Sven Giegold

Transparenzregister für Lobbyisten: Kommission darf vor Europawahl nicht jeglichen Fortschritt verweigern

Gestern haben EU-Kommission, Europaparlament und Rat ohne klares Ergebnis über das Transparenzregister für Lobbyisten verhandelt. Politico berichtet, dass Frans Timmermans, Vizepräsident der EU-Kommission, weiterhin auf einem Verbot von Treffen mit nicht im Transparenzregister erfassten Lobbyisten für Entscheidungsträger aller EU-Institutionen besteht. Auch für Entscheidungen Verantwortliche im Europaparlament und Rat der Mitgliedstaaten müssten diese Regel für sich akzeptieren. Die EU-Kommission verpflichtet seit 2014 Kommissare, ihre direkten Mitarbeiter und Generaldirektoren nur registrierte Lobbyisten zu treffen und diese Treffen öffentlich aufzulisten. Die meisten Kommissionsmitarbeiter, die neue EU-Gesetze oder Handelsverträge entwerfen und dafür Lobbykontakte haben, sind allerdings von diesen Regeln bisher nicht betroffen. Sylvie Guillaume (französische Sozialdemokratin), zusammen mit Danuta Hübner (polnische Christdemokratin), Verhandlungsführerin für das Parlament, kommentierte die Position von Timmermans als respektlos. Es sei eine „riskante Wette“, wenn Timmermans auf mehr Entgegenkommen des nächsten Parlaments nach den Europawahlen hoffe. Am 31. Januar hatte das Europaparlament zum ersten Mal verbindliche Lobbytransparenzregeln beschlossen. An EU-Gesetzen mitschreibende Europaabgeordnete müssen ihre Treffen mit Lobbyisten öffentlich auflisten. Die Regel war ursprünglich ein Vorschlag der Grünen und basiert auf der von Sven Giegold entworfenen Parlamentsresolution über Transparenz, Rechenschaftspflicht und Integrität in den EU-Institutionen von 2017. Das Europaparlament kann noch bis 17 April einer neuen Vereinbarung unter den Institutionen zustimmen. Sonst müsste das neue Parlament nach der Europawahl eine neue Verhandlungsposition erarbeiten.

 

Dazu sagt Sven Giegold, Berichterstatter des Europaparlaments für Transparenz, Rechenschaftspflicht und Integrität in den EU-Institutionen:

“Ein Scheitern der Verhandlungen zwischen den EU-Institutionen für ein stärkeres Transparenzregister kurz vor der Europawahl wäre eine verpasste Chance für die Europäische Demokratie. Es ist lobenswert, wie die EU-Kommission mit verbindlicher Lobbytransparenz für ihre höchsten Entscheidungsränge vorangegangen ist. Aber es ist nötig, dass alle Kommissionsmitarbeiter, die EU-Gesetze entwerfen und Handelsverträge verhandeln, den Regeln für Lobbytransparenz folgen.

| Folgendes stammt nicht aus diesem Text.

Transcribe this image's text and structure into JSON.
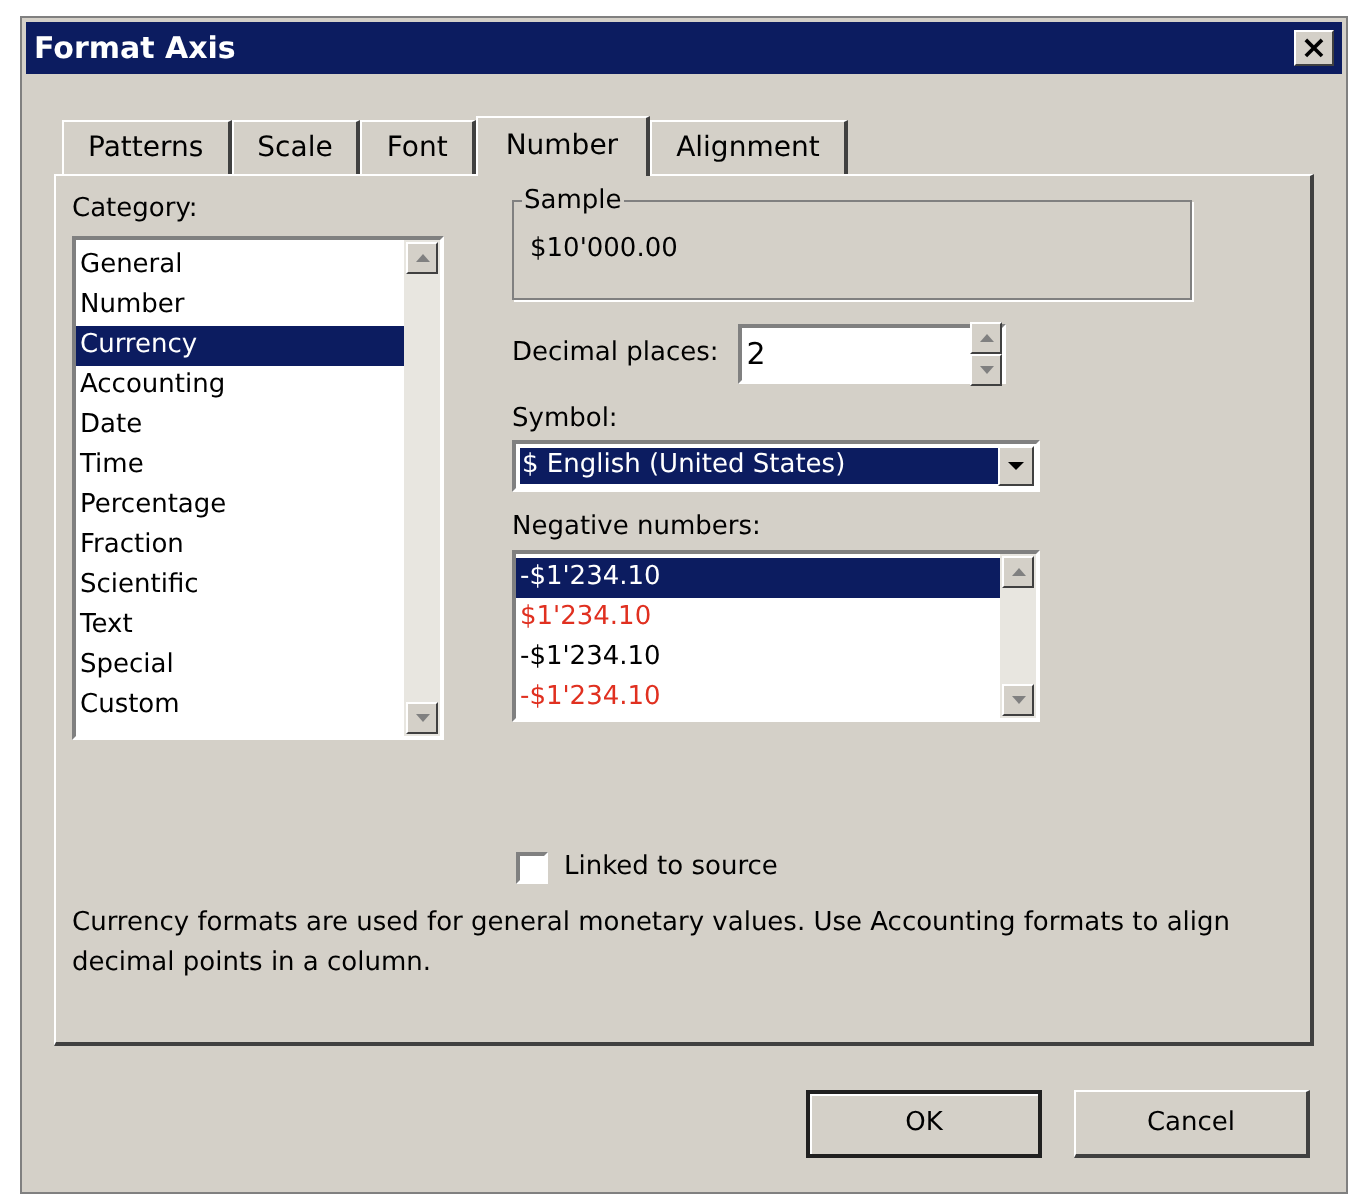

Dem großen Schritt des Europäischen Parlaments für verbindliche Lobbytransparenz sollte ein nächster Schritt der Kommission folgen. Die Gespräche der Institutionen vor den Wahlen ohne Ergebnis zu beenden, wäre ein schädliches Signal mangelnder Kompromissfähigkeit. Die Sozialdemokratischen Verhandlungsführer beider Seiten, der europäische Spitzenkandidat Frans Timmermans und Parlaments-Vizepräsidentin Sylvie Guillaume sollten schnellstmöglich einen neuen Anlauf unternehmen.

Ein Kompromiss zwischen Kommission und Parlament hilft, um den Druck auf den Rat der Mitgliedstaaten zu erhöhen. Der Rat der Mitgliedstaaten bleibt die einzige EU-Institution völlig ohne verbindliche Lobbytransparenz. Die Ständige Vertretung Finnlands veröffentlicht neuerdings als erste pro-aktiv Lobbytreffen online. Die EU-Vertretungen der Niederlande und Rumäniens haben Lobbytreffen für alle Mitarbeiter der Ständigen Vertretung auf Anfrage der NGO Corporate Europe Observatory veröffentlicht. Die Bürgerinnen und Bürger in Deutschland und anderen Mitgliedstaaten verdienen ebensolche Transparenz, welche Lobbyisten ihre Regierungsvertreter in Brüssel treffen.”